Selain itu, perlu diperhatikan bahwa model Based Rollup dari Taiko dirancang sebagai “Based Contestable Rollup (BCR)” yang bertujuan untuk mendorong persaingan yang sehat. Dengan desain yang terbuka dan tanpa izin, Taiko memastikan desentralisasi sistem dan memungkinkan siapa pun untuk berpartisipasi, sehingga membuat sistem lebih adil dan transparan.
Konfirmasi Awal Berdasarkan Rollup
Jadi, seperti apa model prakonfirmasi yang dirancang khusus untuk Based Rollup? Jawabannya adalah “Based Preconfirmation”. Model ini bertujuan untuk menggantikan mekanisme konfirmasi lunak tradisional melalui konfirmasi yang diverifikasi secara langsung di L1.
Berdasarkan Preconfirmation menyediakan sistem di mana beberapa validator L1 secara sukarela berpartisipasi dan menyediakan layanan prekonfirmasi. Sebagai pengurut, validator ini memberikan prediksi verifikasi hasil transaksi Rollup kepada pengguna. Ini memberikan jaminan yang dapat dipercaya bagi pengguna terkait inklusi dan pengurutan transaksi, dan jaminan ini didasarkan langsung pada L1, sehingga meningkatkan kepercayaan dan keandalan proses Rollup.
Justin Drake pertama kali mengusulkan konsep Based Preconfirmation, dan mengusulkan peran khusus yang disebut ‘Preconfer’, yang dapat memberikan jaminan tanda tangan kepada pengguna untuk mengklarifikasi urutan dan status transaksi. Untuk memastikan keandalan komitmen, setiap Preconfer perlu melakukan staking sejumlah Margin tertentu.
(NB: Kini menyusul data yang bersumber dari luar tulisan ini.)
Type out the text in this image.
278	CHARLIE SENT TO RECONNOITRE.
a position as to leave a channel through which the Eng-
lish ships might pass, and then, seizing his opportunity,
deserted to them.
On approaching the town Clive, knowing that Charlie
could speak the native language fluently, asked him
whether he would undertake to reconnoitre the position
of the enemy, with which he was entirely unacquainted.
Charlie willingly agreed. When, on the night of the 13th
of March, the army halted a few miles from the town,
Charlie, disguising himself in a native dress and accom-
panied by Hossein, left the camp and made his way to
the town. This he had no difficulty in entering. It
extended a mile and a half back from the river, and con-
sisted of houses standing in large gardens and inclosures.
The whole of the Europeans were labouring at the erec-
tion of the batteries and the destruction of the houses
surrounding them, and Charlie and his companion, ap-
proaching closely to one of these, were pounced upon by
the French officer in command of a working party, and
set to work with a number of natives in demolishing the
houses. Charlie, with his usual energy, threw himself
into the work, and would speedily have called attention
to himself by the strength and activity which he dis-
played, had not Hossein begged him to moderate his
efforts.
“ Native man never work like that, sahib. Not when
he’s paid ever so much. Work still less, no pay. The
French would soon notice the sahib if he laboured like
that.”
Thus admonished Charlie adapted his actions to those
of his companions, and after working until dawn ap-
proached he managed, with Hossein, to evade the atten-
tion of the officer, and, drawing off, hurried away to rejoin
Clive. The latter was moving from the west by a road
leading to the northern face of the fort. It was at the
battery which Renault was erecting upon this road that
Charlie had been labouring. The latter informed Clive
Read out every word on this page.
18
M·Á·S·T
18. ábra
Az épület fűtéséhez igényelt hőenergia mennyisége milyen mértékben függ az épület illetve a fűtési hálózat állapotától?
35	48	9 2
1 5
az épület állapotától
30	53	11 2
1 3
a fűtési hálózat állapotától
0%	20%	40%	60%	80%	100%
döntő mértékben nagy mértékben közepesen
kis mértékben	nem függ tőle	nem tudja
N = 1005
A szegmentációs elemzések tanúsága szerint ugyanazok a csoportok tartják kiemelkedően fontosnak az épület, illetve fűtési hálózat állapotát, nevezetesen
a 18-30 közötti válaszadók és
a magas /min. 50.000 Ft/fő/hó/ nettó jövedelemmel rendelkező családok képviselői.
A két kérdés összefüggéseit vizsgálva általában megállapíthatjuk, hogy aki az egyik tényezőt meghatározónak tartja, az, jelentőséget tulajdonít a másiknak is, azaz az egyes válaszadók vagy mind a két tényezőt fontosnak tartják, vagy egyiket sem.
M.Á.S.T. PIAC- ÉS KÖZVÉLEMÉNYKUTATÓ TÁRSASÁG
Jika mereka gagal memenuhi komitmen terkait urutan transaksi atau status eksekusi, mereka akan menghadapi hukuman dalam bentuk mekanisme Slashing, yaitu kehilangan sebagian atau seluruh Margin.
Mekanisme Slashing telah banyak digunakan dalam staking PoS ETH untuk efektif menekan perilaku jahat. Mekanisme ini tidak hanya memperkuat rasa tanggung jawab validator, tetapi juga membangun dasar kepercayaan antara pengguna dan validator.
Ada dua situasi di mana validator pra-konfirmasi akan menerima hukuman Slashing:
Kegagalan Kehidupan (Liveness Faults): Jika validator gagal memasukkan transaksi yang telah dikonfirmasi oleh pengguna ke on-chain karena alasan apa pun, maka kegagalan kehidupan akan terjadi. Karena kegagalan kehidupan tidak selalu disengaja, hukumannya relatif ringan. Kegagalan semacam ini mungkin disebabkan oleh masalah jaringan atau gangguan pada blockchain L1 atau L2, yang menyebabkan transaksi tidak dapat dimasukkan dengan benar ke on-chain. Untuk melindungi validator yang jujur dari hukuman yang tidak pantas, jumlah hukuman kegagalan kehidupan biasanya ditentukan melalui negosiasi antara pengguna dan validator.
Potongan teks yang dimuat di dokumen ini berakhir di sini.